ADMIRAL BROWNING Battle Stations reviews

Showing all collaborators reviews and last reviews preview | Show all reviews/ratings

Collaborators/Experts Reviews

Review by J-Man
3 stars The third full-length outing from Admiral Browning is certainly one of the more interesting instrumental metal efforts I've heard this year. Rather than playing along with the hordes of shred-inspired instrumental acts, this Maryland-based trio takes the best of stoner metal, doom metal, and sludge metal and adds a touch of post rock that sets them apart from most bands on the scene. Battle Stations is an album with a raw, unpolished atmosphere and enough quality riffs to satisfy any fan of solid and meaty guitar playing. I'd still like to see a bit more variation and diversity in Admiral Browning's sound, but their overall sense of originality easily makes this one of the better instrumental metal albums this year has to offer.

Although there are quite a few times where you could point to the music on Battle Stations and claim that it's simply "stoner metal without a vocalist", the intricate riffs and impressive guitar solos immediately prove that Admiral Browning are not just concerned with writing repetitive doom-laden riffs. The post rock-influenced "One Lucky Canary" and the almost Middle Eastern-tinged "Interlude" also differentiate these guys substantially from other instrumental stoner acts. Admiral Browning are also very capable musicians who know a thing or two about writing quality instrumental tracks. Although I will admit that a few sections on Battle Stations do feel too repetitive, most of the riffs here are highly memorable and the fantastic solos from Matt LeGrow keep things interesting throughout the album's duration.

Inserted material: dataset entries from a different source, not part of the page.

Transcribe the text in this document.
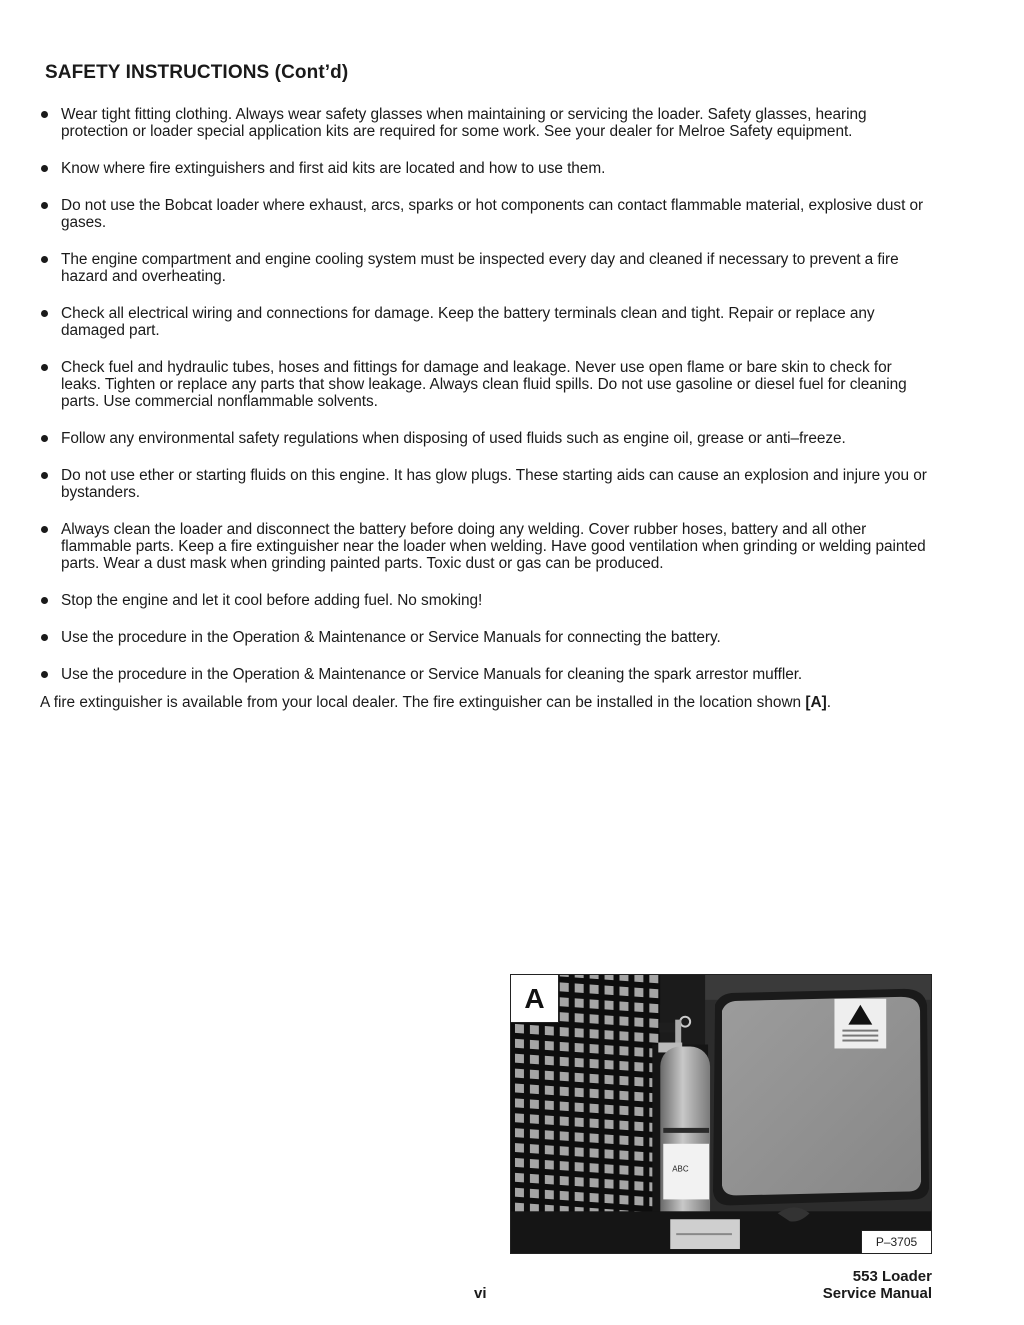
SAFETY INSTRUCTIONS (Cont’d)
Wear tight fitting clothing. Always wear safety glasses when maintaining or servicing the loader. Safety glasses, hearing protection or loader special application kits are required for some work. See your dealer for Melroe Safety equipment.
Know where fire extinguishers and first aid kits are located and how to use them.
Do not use the Bobcat loader where exhaust, arcs, sparks or hot components can contact flammable material, explosive dust or gases.
The engine compartment and engine cooling system must be inspected every day and cleaned if necessary to prevent a fire hazard and overheating.
Check all electrical wiring and connections for damage. Keep the battery terminals clean and tight. Repair or replace any damaged part.
Check fuel and hydraulic tubes, hoses and fittings for damage and leakage. Never use open flame or bare skin to check for leaks. Tighten or replace any parts that show leakage. Always clean fluid spills. Do not use gasoline or diesel fuel for cleaning parts. Use commercial nonflammable solvents.
Follow any environmental safety regulations when disposing of used fluids such as engine oil, grease or anti–freeze.
Do not use ether or starting fluids on this engine. It has glow plugs. These starting aids can cause an explosion and injure you or bystanders.
Always clean the loader and disconnect the battery before doing any welding. Cover rubber hoses, battery and all other flammable parts. Keep a fire extinguisher near the loader when welding. Have good ventilation when grinding or welding painted parts. Wear a dust mask when grinding painted parts. Toxic dust or gas can be produced.
Stop the engine and let it cool before adding fuel. No smoking!
Use the procedure in the Operation & Maintenance or Service Manuals for connecting the battery.
Use the procedure in the Operation & Maintenance or Service Manuals for cleaning the spark arrestor muffler.

A fire extinguisher is available from your local dealer. The fire extinguisher can be installed in the location shown [A].

ABC
A
P–3705
vi
553 Loader
Service Manual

I would've liked a few more post rock sections - something that Admiral Browning does exceptionally well - as well as a more polished production, but neither are major issues when looking at the big picture. By and large, Battle Stations is a high-quality and highly recommendable effort.

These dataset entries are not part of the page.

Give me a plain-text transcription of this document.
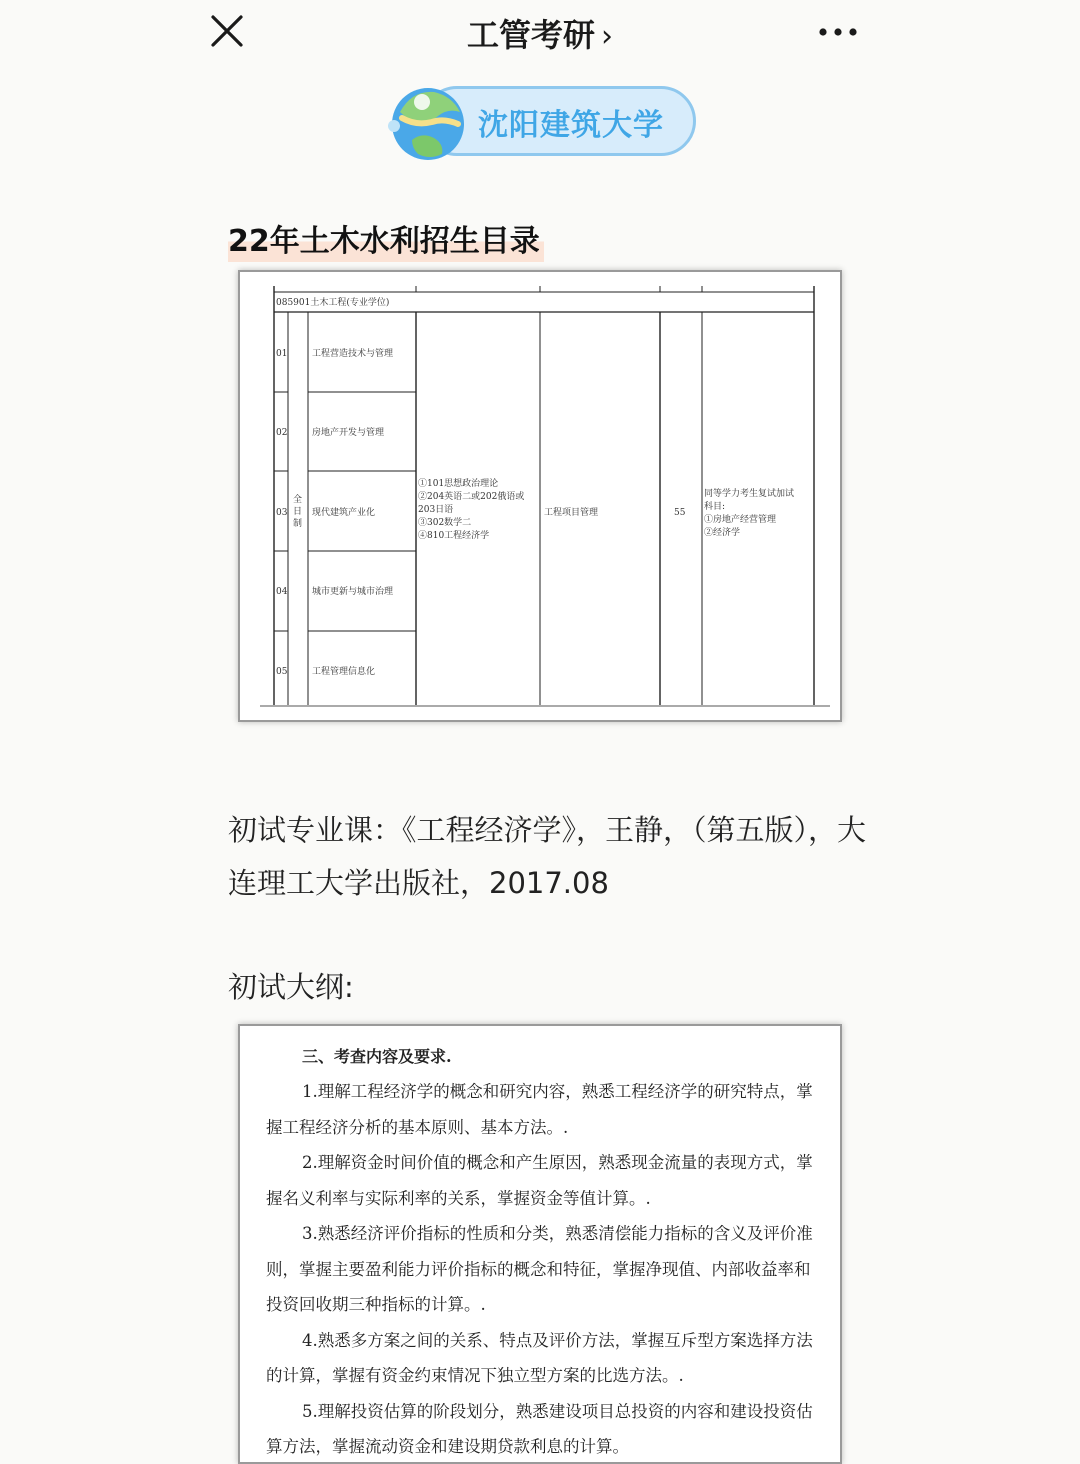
工管考研 ›
沈阳建筑大学
22年土木水利招生目录
085901土木工程(专业学位)
01	工程营造技术与管理
02	房地产开发与管理
03	现代建筑产业化
04	城市更新与城市治理
05	工程管理信息化
全日制
①101思想政治理论
②204英语二或202俄语或
203日语
③302数学二
④810工程经济学
工程项目管理	55
同等学力考生复试加试
科目:
①房地产经营管理
②经济学
初试专业课：《工程经济学》，王静，（第五版），大连理工大学出版社，2017.08
初试大纲:
三、考查内容及要求.

1.理解工程经济学的概念和研究内容，熟悉工程经济学的研究特点，掌握工程经济分析的基本原则、基本方法。.

2.理解资金时间价值的概念和产生原因，熟悉现金流量的表现方式，掌握名义利率与实际利率的关系，掌握资金等值计算。.

3.熟悉经济评价指标的性质和分类，熟悉清偿能力指标的含义及评价准则，掌握主要盈利能力评价指标的概念和特征，掌握净现值、内部收益率和投资回收期三种指标的计算。.

4.熟悉多方案之间的关系、特点及评价方法，掌握互斥型方案选择方法的计算，掌握有资金约束情况下独立型方案的比选方法。.

5.理解投资估算的阶段划分，熟悉建设项目总投资的内容和建设投资估算方法，掌握流动资金和建设期贷款利息的计算。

Admiral Browning have really impressed with this album, and I can safely say that I'll be keeping a close eye on them in the coming years. Even though Battle Stations may not be flawless, it shows a great willingness to experiment - and that immediately gives any act my respect. With slightly more coherent song structures and a more professional production, this band's next outing may really be something special. As far as Battle Stations is concerned, I'd say a recommendable 3.5 stars are well-deserved. Those who enjoy instrumental metal free of clichés should find plenty to love here.